Die Maschinengewehre knarren. Ich weiß, daß unsere Drahtverhaue fest und fast unbeschädigt sind; – ein Teil davon ist mit Starkstrom geladen. Das Gewehrfeuer schwillt an. Sie kommen nicht durch, sie müssen zurück. Ich sinke wieder zusammen, gespannt bis zum Äußersten. Das Klappern und Schleichen, das Klirren wird hörbar. Ein einzelner Schrei gellend dazwischen. Sie werden beschossen, der Angriff ist abgeschlagen.
Es ist noch etwas heller geworden. An mir vorüber hasten Schritte. Die ersten. Vorbei. Wieder andere. Das Knarren der Maschinengewehre wird eine ununterbrochene Kette. Gerade will ich mich etwas umdrehen, da poltert es, und schwer und klatschend fällt ein Körper zu mir in den Trichter, rutscht ab, liegt auf mir – Ich denke nichts, ich fasse keinen Entschluß – ich stoße rasend zu und fühle nur, wie der Körper zuckt und dann weich wird und zusammensackt. Meine Hand ist klebrig und naß, als ich zu mir komme.
Der andere röchelt. Es scheint mir, als ob er brüllt, jeder Atemzug ist wie ein Schrei, ein Donnern – aber es sind nur meine Adern, die so klopfen. Ich möchte ihm den Mund zuhalten, Erde hineinstopfen, noch einmal zustechen, er soll still sein, er verrät mich; doch ich bin schon so weit zu mir gekommen und auch so schwach plötzlich, daß ich nicht mehr die Hand gegen ihn heben kann.
So krieche ich in die entfernteste Ecke und bleibe dort, die Augen starr auf ihn gerichtet, das Messer umklammert, bereit, wenn er sich rührt, wieder auf ihn loszugehen – aber er wird nichts mehr tun, das höre ich schon an seinem Röcheln.
Undeutlich kann ich ihn sehen. Nur der eine Wunsch ist in mir, wegzukommen. Wenn es nicht bald ist, wird es zu hell; schon jetzt ist es schwer. Doch als ich versuche, den Kopf hochzunehmen, sehe ich bereits die Unmöglichkeit ein. Das Maschinengewehrfeuer ist derartig gedeckt, daß ich durchlöchert werde, ehe ich einen Sprung tue.
Ich probiere es noch einmal mit meinem Helm, den ich etwas emporschiebe und anhebe, um die Höhe der Geschosse festzustellen. Einen Augenblick später wird er mir durch eine Kugel aus der Hand geschlagen. Das Feuer streicht also ganz niedrig über das Terrain. Ich bin nicht weit genug von der feindlichen Stellung entfernt, um nicht von den Scharfschützen gleich erwischt zu werden, wenn ich versuche, auszureißen.
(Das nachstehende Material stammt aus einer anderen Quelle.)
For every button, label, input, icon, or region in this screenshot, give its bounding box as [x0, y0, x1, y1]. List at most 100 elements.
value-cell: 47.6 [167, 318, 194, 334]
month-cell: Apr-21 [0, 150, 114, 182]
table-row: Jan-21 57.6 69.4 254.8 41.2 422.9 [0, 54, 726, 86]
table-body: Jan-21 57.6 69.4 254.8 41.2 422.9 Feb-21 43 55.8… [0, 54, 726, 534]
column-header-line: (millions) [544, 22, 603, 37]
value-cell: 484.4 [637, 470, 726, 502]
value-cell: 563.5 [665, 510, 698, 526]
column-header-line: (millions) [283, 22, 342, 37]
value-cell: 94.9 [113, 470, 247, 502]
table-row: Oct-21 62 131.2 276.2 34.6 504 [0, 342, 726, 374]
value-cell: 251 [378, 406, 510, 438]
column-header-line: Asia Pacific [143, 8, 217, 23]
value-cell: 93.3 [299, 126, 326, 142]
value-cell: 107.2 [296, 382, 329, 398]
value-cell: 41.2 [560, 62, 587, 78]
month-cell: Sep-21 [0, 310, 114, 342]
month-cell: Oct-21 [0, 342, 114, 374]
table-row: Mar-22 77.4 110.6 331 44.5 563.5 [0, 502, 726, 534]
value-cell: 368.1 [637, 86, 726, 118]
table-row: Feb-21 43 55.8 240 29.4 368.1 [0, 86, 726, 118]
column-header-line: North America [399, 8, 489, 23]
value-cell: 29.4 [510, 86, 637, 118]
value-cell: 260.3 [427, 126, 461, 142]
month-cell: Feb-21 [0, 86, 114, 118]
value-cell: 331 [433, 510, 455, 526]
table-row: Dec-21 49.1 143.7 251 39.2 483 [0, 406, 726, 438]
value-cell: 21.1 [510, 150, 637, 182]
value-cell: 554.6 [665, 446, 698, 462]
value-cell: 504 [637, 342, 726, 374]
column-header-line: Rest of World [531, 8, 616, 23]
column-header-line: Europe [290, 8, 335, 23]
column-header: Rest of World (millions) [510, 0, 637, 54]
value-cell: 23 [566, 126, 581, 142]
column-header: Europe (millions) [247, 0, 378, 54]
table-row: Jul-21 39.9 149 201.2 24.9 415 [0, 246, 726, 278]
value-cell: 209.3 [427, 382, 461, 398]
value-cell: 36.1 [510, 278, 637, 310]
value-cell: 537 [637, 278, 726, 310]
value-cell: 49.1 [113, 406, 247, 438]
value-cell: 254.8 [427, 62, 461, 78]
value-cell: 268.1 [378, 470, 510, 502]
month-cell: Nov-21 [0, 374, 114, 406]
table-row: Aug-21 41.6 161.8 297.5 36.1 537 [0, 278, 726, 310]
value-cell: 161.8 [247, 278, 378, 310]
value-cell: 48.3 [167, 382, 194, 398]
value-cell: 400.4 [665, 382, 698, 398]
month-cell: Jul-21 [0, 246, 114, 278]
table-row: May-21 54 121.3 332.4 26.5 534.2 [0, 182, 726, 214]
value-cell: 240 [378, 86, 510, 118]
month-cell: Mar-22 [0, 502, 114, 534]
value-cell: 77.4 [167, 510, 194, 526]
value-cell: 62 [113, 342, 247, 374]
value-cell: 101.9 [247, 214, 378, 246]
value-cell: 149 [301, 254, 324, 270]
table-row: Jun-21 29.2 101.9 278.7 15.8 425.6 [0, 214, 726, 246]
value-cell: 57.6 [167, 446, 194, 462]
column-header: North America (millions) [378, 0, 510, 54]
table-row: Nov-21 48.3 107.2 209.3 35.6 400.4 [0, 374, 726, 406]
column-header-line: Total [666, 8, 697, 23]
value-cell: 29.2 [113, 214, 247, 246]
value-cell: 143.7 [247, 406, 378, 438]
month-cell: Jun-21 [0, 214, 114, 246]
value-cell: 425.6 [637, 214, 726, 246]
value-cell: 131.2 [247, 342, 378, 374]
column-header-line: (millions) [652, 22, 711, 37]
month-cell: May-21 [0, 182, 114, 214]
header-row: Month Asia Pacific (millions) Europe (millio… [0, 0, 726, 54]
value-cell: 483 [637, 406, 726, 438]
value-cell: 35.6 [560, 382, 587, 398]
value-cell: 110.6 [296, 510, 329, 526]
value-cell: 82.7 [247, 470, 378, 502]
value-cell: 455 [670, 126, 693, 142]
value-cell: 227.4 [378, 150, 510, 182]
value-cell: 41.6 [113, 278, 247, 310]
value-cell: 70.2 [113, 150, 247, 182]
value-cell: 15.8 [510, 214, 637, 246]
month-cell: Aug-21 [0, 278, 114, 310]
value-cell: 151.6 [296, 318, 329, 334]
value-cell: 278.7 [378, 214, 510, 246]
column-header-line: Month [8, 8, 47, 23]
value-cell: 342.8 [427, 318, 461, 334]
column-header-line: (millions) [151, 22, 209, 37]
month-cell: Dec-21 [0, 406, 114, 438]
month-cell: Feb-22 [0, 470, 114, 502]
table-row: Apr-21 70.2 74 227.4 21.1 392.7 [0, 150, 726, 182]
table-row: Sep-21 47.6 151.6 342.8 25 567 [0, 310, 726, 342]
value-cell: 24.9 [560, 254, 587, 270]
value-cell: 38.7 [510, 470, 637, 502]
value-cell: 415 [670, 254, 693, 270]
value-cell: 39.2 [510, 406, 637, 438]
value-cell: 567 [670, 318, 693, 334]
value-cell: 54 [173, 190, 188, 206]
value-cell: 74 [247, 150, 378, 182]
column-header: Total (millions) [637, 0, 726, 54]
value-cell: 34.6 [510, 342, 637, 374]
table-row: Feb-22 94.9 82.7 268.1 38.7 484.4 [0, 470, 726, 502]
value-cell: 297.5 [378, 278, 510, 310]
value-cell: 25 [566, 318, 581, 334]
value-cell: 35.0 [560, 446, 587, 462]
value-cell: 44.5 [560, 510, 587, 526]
Das Licht nimmt zu. Ich warte brennend auf einen Angriff von uns. Meine Hände sind weiß an den Knöcheln, so presse ich sie zusammen, so flehe ich, das Feuer möge aufhören und meine Kameraden möchten kommen.
Minute um Minute versickert. Ich wage keinen Blick mehr zu der dunklen Gestalt im Trichter. Angestrengt sehe ich vorbei und warte, warte. Die Geschosse zischen, sie sind ein stählernes Netz, es hört nicht auf, es hört nicht auf. Da erblicke ich meine blutige Hand und fühle jähe Übelkeit. Ich nehme Erde und reibe damit über die Haut, jetzt ist die Hand wenigstens schmutzig, und man sieht das Blut nicht mehr.
Das Feuer läßt nicht nach. Von beiden Seiten ist es jetzt gleich stark. Man hat mich bei uns wahrscheinlich längst verlorengegeben.
Es ist heller, grauer, früher Tag. Das Röcheln tönt fort. Ich halte mir die Ohren zu, nehme aber die Finger bald wieder heraus, weil ich sonst auch das andere nicht hören kann. Die Gestalt gegenüber bewegt sich. Ich schrecke zusammen und sehe unwillkürlich hin. Jetzt bleiben meine Augen wie festgeklebt hängen. Ein Mann mit einem kleinen Schnurrbart liegt da, der Kopf ist zur Seite gefallen, ein Arm ist halb gebeugt, der Kopf drückt kraftlos darauf. Die andere Hand liegt auf der Brust, sie ist blutig.